In capitalism-imperialism it is conflict, distrust, and competition on every level:

– The middle management employees at a company vie for promotions within their department.
– The heads of each department vie for funding for their department within each company.
– Each subsidiary company of a multi-industry corporation vies with all the other subsidiaries for funding from the overarching corporation.
– These multi-industry corporations themselves vie for funding from their country’s collective financial capital.
– The different factions within each country’s collective finance capital war each other for control over the various industries.
– Each country as a whole competes with all the other countries within each imperialist bloc for the spoils of that bloc’s imperialism.
– And finally the imperialist finance capital blocs themselves war the other blocs on the global scale.

As a successful communist revolution attempts to turn a capitalist country into a socialist country, and as we turn a capitalist world into a communist world, there will be a tendency toward distrust, at each scale—a tendency toward thinking that each entity that draws from the same pool of resources that “our” entity draws from is misusing or overusing those resources. Each region of the country will be inclined to suspect that some other region is overusing resources, for instance.

While we should not give up vigilance on this, nor the tool of criticism where we see others making genuine errors, we must also be working to overcome the ready dubiousness instilled in us by lingering elements of bourgeois society (both base and superstructure) that may lead us to automatically suspect that each of those entities “competing” with “our own” is misusing the resources we must share with them.

Only this willingness to give them the benefit of the doubt—only this generosity of spirit, of putting the long-term desire to see a communist world built in command over the attitude of narrow, short-term profit-seeking—can enable us to make the sacrifices and compromises against our own narrow, miserly, short-term self-interest that will slowly but surely allow the building up an economy where “from each according to their ability, to each according to their need” is a policy that our economic infrastructure everywhere supports with no trouble.
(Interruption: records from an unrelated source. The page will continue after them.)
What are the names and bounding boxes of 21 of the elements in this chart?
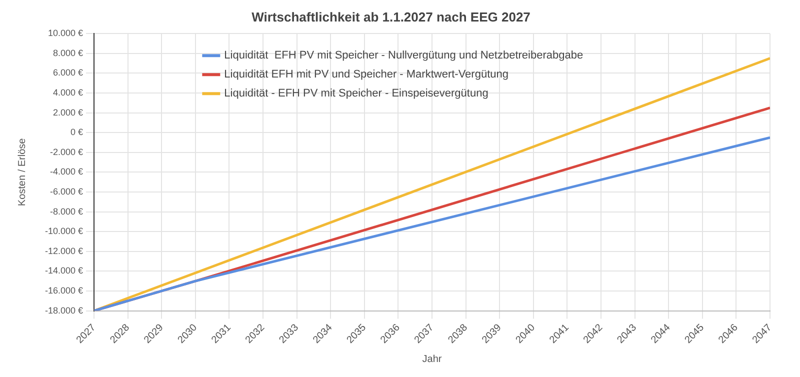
legend-label: Liquidität EFH PV mit Speicher - Nullvergütung und Netzbetreiberabgabe bbox=[224, 50, 584, 62]
x-axis-title: Jahr bbox=[422, 354, 442, 365]
y-tick-label: 0 € bbox=[70, 127, 84, 138]
y-tick-label: -16.000 € bbox=[45, 285, 84, 296]
legend-label: Liquidität - EFH PV mit Speicher - Einspeisevergütung bbox=[224, 88, 488, 100]
y-tick-label: -6.000 € bbox=[50, 186, 84, 196]
y-tick-label: -8.000 € bbox=[50, 206, 84, 216]
y-tick-label: 4.000 € bbox=[53, 87, 84, 98]
y-tick-label: 6.000 € bbox=[53, 68, 84, 78]
y-tick-label: -14.000 € bbox=[45, 266, 84, 276]
y-tick-label: -18.000 € bbox=[45, 305, 84, 316]
chart-title: Wirtschaftlichkeit ab 1.1.2027 nach EEG 2027 bbox=[252, 9, 530, 24]
y-tick-label: 8.000 € bbox=[53, 48, 84, 58]
y-tick-label: 2.000 € bbox=[53, 107, 84, 118]
y-tick-label: 10.000 € bbox=[48, 28, 84, 38]
y-tick-label: -12.000 € bbox=[45, 246, 84, 256]
y-tick-label: -10.000 € bbox=[45, 226, 84, 236]
y-axis-title: Kosten / Erlöse bbox=[16, 138, 28, 206]
legend-label: Liquidität EFH mit PV und Speicher - Marktwert-Vergütung bbox=[224, 68, 508, 81]
y-tick-label: -2.000 € bbox=[50, 146, 84, 157]
y-tick-label: -4.000 € bbox=[50, 166, 84, 177]
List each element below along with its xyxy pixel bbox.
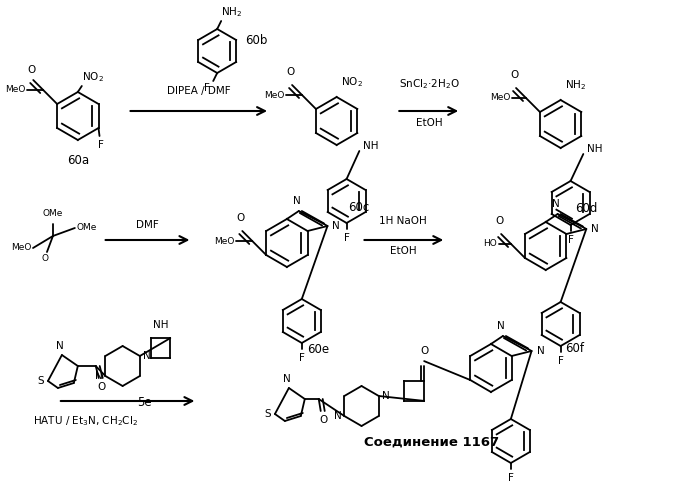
Text: OMe: OMe: [77, 224, 97, 233]
Text: NH$_2$: NH$_2$: [565, 78, 586, 92]
Text: O: O: [420, 346, 428, 356]
Text: NH: NH: [363, 141, 379, 151]
Text: SnCl$_2$·2H$_2$O: SnCl$_2$·2H$_2$O: [399, 77, 460, 91]
Text: NH: NH: [153, 320, 168, 330]
Text: HO: HO: [484, 240, 497, 248]
Text: 60f: 60f: [566, 342, 584, 355]
Text: 5e: 5e: [137, 396, 152, 409]
Text: F: F: [568, 235, 573, 245]
Text: N: N: [143, 351, 150, 361]
Text: N: N: [497, 321, 505, 331]
Text: HATU / Et$_3$N, CH$_2$Cl$_2$: HATU / Et$_3$N, CH$_2$Cl$_2$: [33, 414, 138, 428]
Text: OMe: OMe: [43, 209, 63, 218]
Text: N: N: [56, 341, 64, 351]
Text: O: O: [27, 65, 36, 75]
Text: NO$_2$: NO$_2$: [341, 75, 363, 89]
Text: N: N: [94, 371, 102, 381]
Text: 1H NaOH: 1H NaOH: [379, 216, 427, 226]
Text: O: O: [97, 382, 106, 392]
Text: N: N: [332, 221, 340, 231]
Text: NO$_2$: NO$_2$: [82, 70, 104, 84]
Text: O: O: [510, 70, 518, 80]
Text: F: F: [204, 83, 210, 93]
Text: 60b: 60b: [245, 35, 267, 48]
Text: N: N: [382, 391, 389, 401]
Text: F: F: [508, 473, 514, 483]
Text: O: O: [41, 254, 48, 263]
Text: O: O: [236, 213, 244, 223]
Text: DIPEA / DMF: DIPEA / DMF: [167, 86, 231, 96]
Text: 60c: 60c: [349, 201, 370, 214]
Text: DMF: DMF: [136, 220, 159, 230]
Text: Соединение 1167: Соединение 1167: [364, 436, 499, 449]
Text: N: N: [293, 196, 301, 206]
Text: MeO: MeO: [5, 85, 25, 95]
Text: F: F: [299, 353, 304, 363]
Text: F: F: [97, 140, 104, 150]
Text: N: N: [552, 199, 559, 209]
Text: MeO: MeO: [214, 237, 234, 246]
Text: MeO: MeO: [264, 90, 284, 100]
Text: N: N: [334, 411, 342, 421]
Text: N: N: [283, 374, 290, 384]
Text: 60d: 60d: [575, 202, 598, 215]
Text: EtOH: EtOH: [416, 118, 442, 128]
Text: O: O: [320, 415, 328, 425]
Text: S: S: [265, 409, 271, 419]
Text: 60e: 60e: [307, 343, 329, 356]
Text: 60a: 60a: [66, 154, 89, 167]
Text: N: N: [536, 346, 545, 356]
Text: O: O: [495, 216, 503, 226]
Text: N: N: [592, 224, 599, 234]
Text: F: F: [558, 356, 564, 366]
Text: MeO: MeO: [10, 244, 31, 252]
Text: O: O: [286, 67, 294, 77]
Text: MeO: MeO: [490, 94, 510, 103]
Text: NH$_2$: NH$_2$: [221, 5, 242, 19]
Text: S: S: [37, 376, 44, 386]
Text: F: F: [344, 233, 349, 243]
Text: EtOH: EtOH: [390, 246, 416, 256]
Text: NH: NH: [587, 144, 603, 154]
I sometimes encounter members of the masses at Serve the People’s servings who are taking more than the average share of resources and I sometimes catch myself thinking, “They’re taking a lot! maybe they’re just acting from a ‘greedy,’ resource-scarce mindset, and there won’t be enough for everyone else!”

But I don’t know how their need compares to the needs of others. And if this adversarial mindset is my primary attitude, I am far less likely to engage with them person-to-person but instead am going to approach them with skepticism and some amount of conflict and condescension, and it’s far less likely I will be able to effectively build connection and trust with them, gather their ideas, conduct successful agitprop, and effectively convey the current campaigns to them.

This spirit of benefit of the doubt, of seeing the person beyond the actor-who-is-gathering-resources, is utterly indispensable at every level of communist work. That attitude, which is close to the heart of the communist spirit, is in fact the only thing that can help us be patient as we collectively “dissolve” those material economic blockages and “borders” that keep our short-term interests at odds with others people’s. I write this at least partially as a self-criticism, but also partially because I was reading the “imperialism” chapter of “The Science of Revolution” and I found myself having this line of thought about socialist construction that I thought others would also find interesting.